Мы миновали пустынный Архипелаг и вошли в узкий пролив, который иногда называют Дарданеллами, а иногда Геллеспонтом. Эта часть страны богата историческими воспоминаниями, всем остальным она бедна, как Сахара. Подходя к Дарданеллам, мы плыли мимо Троянской равнины и устья Скамандра; вдалеке мы увидели то место, где стояла некогда Троя и где ее уже нет, — город, погибший, когда мир был еще молод. Бедных троянцев ныне уже нет в живых. Они родились слишком поздно, чтобы увидеть Ноев ковчег, и умерли слишком рано, так и не увидев наш зверинец[140]. Мы проехали мимо того места, где сошлись корабли Агамемнона, и в отдалении разглядели гору, — судя но карте, это была Ида[141]. Проходя Геллеспонт, мы увидели, где был осуществлен первый упоминаемый в истории недобросовестно выполненный подряд и где Ксеркс сделал кроткое внушение «представителям другой стороны». Я имею в виду знаменитый мост из лодок, который Ксеркс приказал установить в самой узкой части Геллеспонта (ширина пролива здесь всего две-три мили). Не слишком сильный ветер разрушил недобросовестно сработанный мост, и, решив, что публичное внушение подрядчикам послужит хорошим уроком их преемникам, царь поставил их перед строем и приказал отсечь им головы. А уже через десять минут заключил новый контракт на постройку моста. Древние авторы утверждают, что новый мост был хоть куда. Ксеркс переправил но нему свое пятимиллионное войско, и, если бы потом намеренно не разрушил его, мост, наверно, стоял бы и по сей день. Если бы наше правительство время от времени делало внушения кое-кому из наших недобросовестных подрядчиков, это было бы очень и очень полезно. Видели мы и то место, где Леандр и лорд Байрон переплывали Геллеспонт[142] — один, чтобы оказаться рядом с той, которую он любил всем сердцем, и только смерть могла положить конец этой любви; другой — просто «для шику», как говорит Джек. Миновали мы и две знаменитые могилы. На одном берегу мирно спал Аякс, на другом — Гекуба.
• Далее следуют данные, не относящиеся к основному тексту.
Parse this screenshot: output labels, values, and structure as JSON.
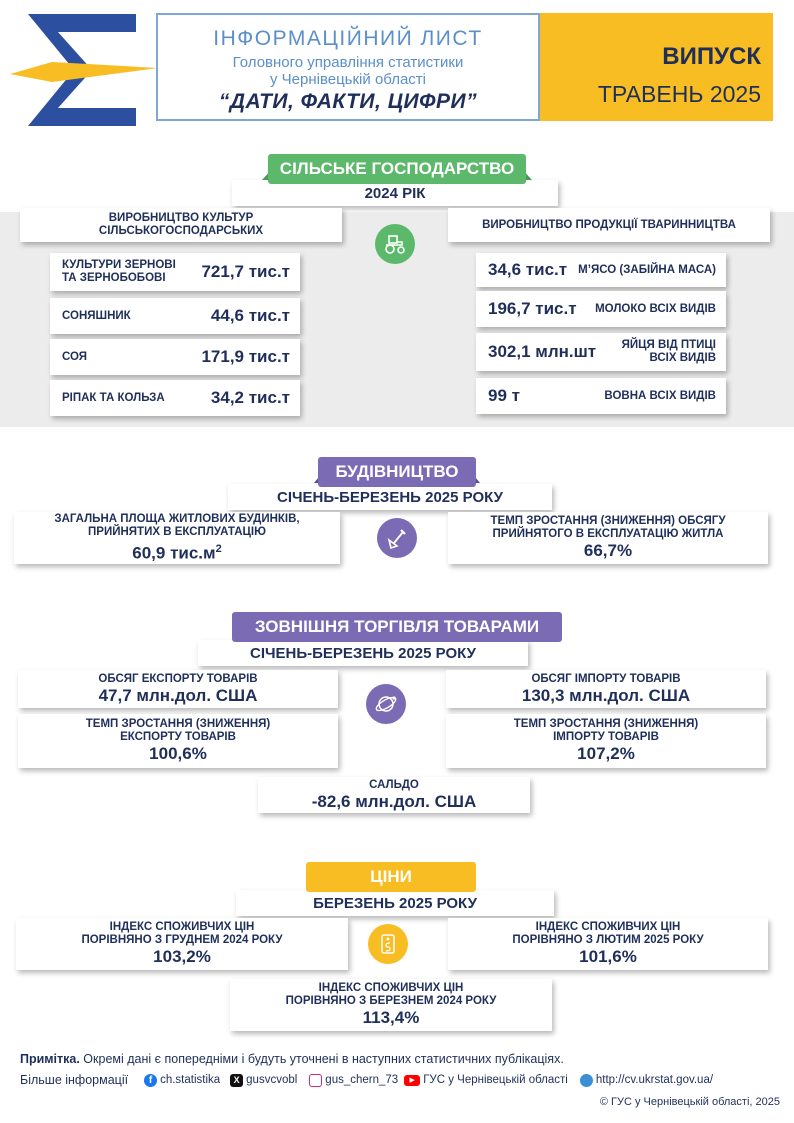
{
  "header": {
    "title": "ІНФОРМАЦІЙНИЙ ЛИСТ",
    "subtitle_line1": "Головного управління статистики",
    "subtitle_line2": "у Чернівецькій області",
    "slogan": "“ДАТИ, ФАКТИ, ЦИФРИ”",
    "issue_label": "ВИПУСК",
    "issue_date": "ТРАВЕНЬ 2025"
  },
  "agriculture": {
    "title": "СІЛЬСЬКЕ ГОСПОДАРСТВО",
    "period": "2024 РІК",
    "crops_title": "ВИРОБНИЦТВО КУЛЬТУР СІЛЬСЬКОГОСПОДАРСЬКИХ",
    "crops": [
      {
        "name": "КУЛЬТУРИ ЗЕРНОВІ ТА ЗЕРНОБОБОВІ",
        "value": "721,7 тис.т"
      },
      {
        "name": "СОНЯШНИК",
        "value": "44,6 тис.т"
      },
      {
        "name": "СОЯ",
        "value": "171,9 тис.т"
      },
      {
        "name": "РІПАК ТА КОЛЬЗА",
        "value": "34,2 тис.т"
      }
    ],
    "livestock_title": "ВИРОБНИЦТВО ПРОДУКЦІЇ ТВАРИННИЦТВА",
    "livestock": [
      {
        "name": "М’ЯСО (ЗАБІЙНА МАСА)",
        "value": "34,6 тис.т"
      },
      {
        "name": "МОЛОКО ВСІХ ВИДІВ",
        "value": "196,7 тис.т"
      },
      {
        "name": "ЯЙЦЯ ВІД ПТИЦІ ВСІХ ВИДІВ",
        "value": "302,1 млн.шт"
      },
      {
        "name": "ВОВНА ВСІХ ВИДІВ",
        "value": "99 т"
      }
    ]
  },
  "construction": {
    "title": "БУДІВНИЦТВО",
    "period": "СІЧЕНЬ-БЕРЕЗЕНЬ 2025 РОКУ",
    "left_caption": "ЗАГАЛЬНА ПЛОЩА ЖИТЛОВИХ БУДИНКІВ, ПРИЙНЯТИХ В ЕКСПЛУАТАЦІЮ",
    "left_value": "60,9 тис.м",
    "left_unit_sup": "2",
    "right_caption": "ТЕМП ЗРОСТАННЯ (ЗНИЖЕННЯ) ОБСЯГУ ПРИЙНЯТОГО В ЕКСПЛУАТАЦІЮ ЖИТЛА",
    "right_value": "66,7%"
  },
  "trade": {
    "title": "ЗОВНІШНЯ ТОРГІВЛЯ ТОВАРАМИ",
    "period": "СІЧЕНЬ-БЕРЕЗЕНЬ 2025 РОКУ",
    "export_caption": "ОБСЯГ ЕКСПОРТУ ТОВАРІВ",
    "export_value": "47,7 млн.дол. США",
    "import_caption": "ОБСЯГ ІМПОРТУ ТОВАРІВ",
    "import_value": "130,3 млн.дол. США",
    "export_rate_caption": "ТЕМП ЗРОСТАННЯ (ЗНИЖЕННЯ) ЕКСПОРТУ ТОВАРІВ",
    "export_rate_value": "100,6%",
    "import_rate_caption": "ТЕМП ЗРОСТАННЯ (ЗНИЖЕННЯ) ІМПОРТУ ТОВАРІВ",
    "import_rate_value": "107,2%",
    "balance_caption": "САЛЬДО",
    "balance_value": "-82,6 млн.дол. США"
  },
  "prices": {
    "title": "ЦІНИ",
    "period": "БЕРЕЗЕНЬ 2025 РОКУ",
    "cpi_dec_caption1": "ІНДЕКС СПОЖИВЧИХ ЦІН",
    "cpi_dec_caption2": "ПОРІВНЯНО З ГРУДНЕМ 2024 РОКУ",
    "cpi_dec_value": "103,2%",
    "cpi_feb_caption1": "ІНДЕКС СПОЖИВЧИХ ЦІН",
    "cpi_feb_caption2": "ПОРІВНЯНО З ЛЮТИМ 2025 РОКУ",
    "cpi_feb_value": "101,6%",
    "cpi_mar_caption1": "ІНДЕКС СПОЖИВЧИХ ЦІН",
    "cpi_mar_caption2": "ПОРІВНЯНО З БЕРЕЗНЕМ 2024 РОКУ",
    "cpi_mar_value": "113,4%"
  },
  "footer": {
    "note_label": "Примітка.",
    "note_text": " Окремі дані є попередніми і будуть уточнені в наступних статистичних публікаціях.",
    "more_info": "Більше інформації",
    "facebook": "ch.statistika",
    "x": "gusvcvobl",
    "instagram": "gus_chern_73",
    "youtube": "ГУС у Чернівецькій області",
    "website": "http://cv.ukrstat.gov.ua/",
    "copyright": "© ГУС у Чернівецькій області, 2025"
  },
  "colors": {
    "navy": "#1f2f5a",
    "green": "#5cb86a",
    "purple": "#7b6bb5",
    "yellow": "#f7bd22",
    "title_blue": "#5b8fc9"
  }
}
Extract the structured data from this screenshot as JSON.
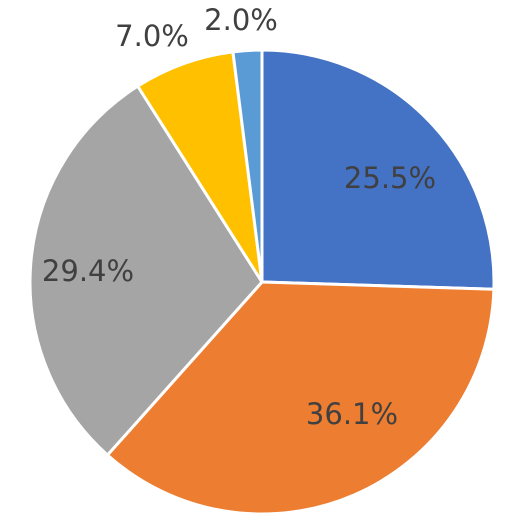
{
  "chart_data": {
    "type": "pie",
    "title": "",
    "legend": "none",
    "start_angle_deg": 0,
    "direction": "clockwise",
    "slices": [
      {
        "value": 25.5,
        "label": "25.5%",
        "color": "#4472C4"
      },
      {
        "value": 36.1,
        "label": "36.1%",
        "color": "#ED7D31"
      },
      {
        "value": 29.4,
        "label": "29.4%",
        "color": "#A5A5A5"
      },
      {
        "value": 7.0,
        "label": "7.0%",
        "color": "#FFC000"
      },
      {
        "value": 2.0,
        "label": "2.0%",
        "color": "#5B9BD5"
      }
    ]
  }
}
Мы шли Геллеспонтом, а справа и слева высились береговые батареи и форты, над которыми развевался малиновый турецкий флаг с белым полумесяцем, изредка мелькала деревушка или караван верблюдов; мы глядели на все это, пока не вошли в Мраморное море, но тут берега расступились, а затем и вовсе скрылись из виду, и мы опять засели за юкр и вист.
Ранним утром мы бросили якорь у входа в Золотой Рог. Лишь каких-нибудь три-четыре пассажира поднялись, чтобы поглядеть на столицу Оттоманской Порты. Уже миновали дни, когда мы в самые неурочные часы вскакивали с постели, чтобы поскорей полюбоваться на диковинные чужеземные города. Пассажиры уже по горло сыты всем этим. Окажись мы теперь в виду египетских пирамид, они и то не выйдут на палубу, пока не позавтракают.
Золотой Рог — это узкий залив, который отходит от Босфора (подобия широкой реки, соединяющей Мраморное море с Черным) и, изогнувшись, делит Константинополь пополам. Галата и Пера расположены по одну сторону Босфора и Золотого Рога, а Стамбул (древняя Византия) по другую. На противоположном берегу Босфора — Скутари и другие предместья Константинополя. В этом огромном городе миллион жителей, но улицы его так узки, так тесно жмутся друг к другу дома, что весь он лишь немногим больше половины Нью-Йорка. Нет города прекрасней, если смотреть на Константинополь с якорной стоянки или с Босфора, когда добрая миля отделяет вас от него. Дома теснятся у самого моря, взбираются на многочисленные холмы, ими усеяны все вершины; разбросанные повсюду сады, купола мечетей, несчетные минареты сообщают столице ту причудливую красочность, полюбоваться которой мечтает каждый, читая описания путешествий на Восток. Константинополь необычайно живописен.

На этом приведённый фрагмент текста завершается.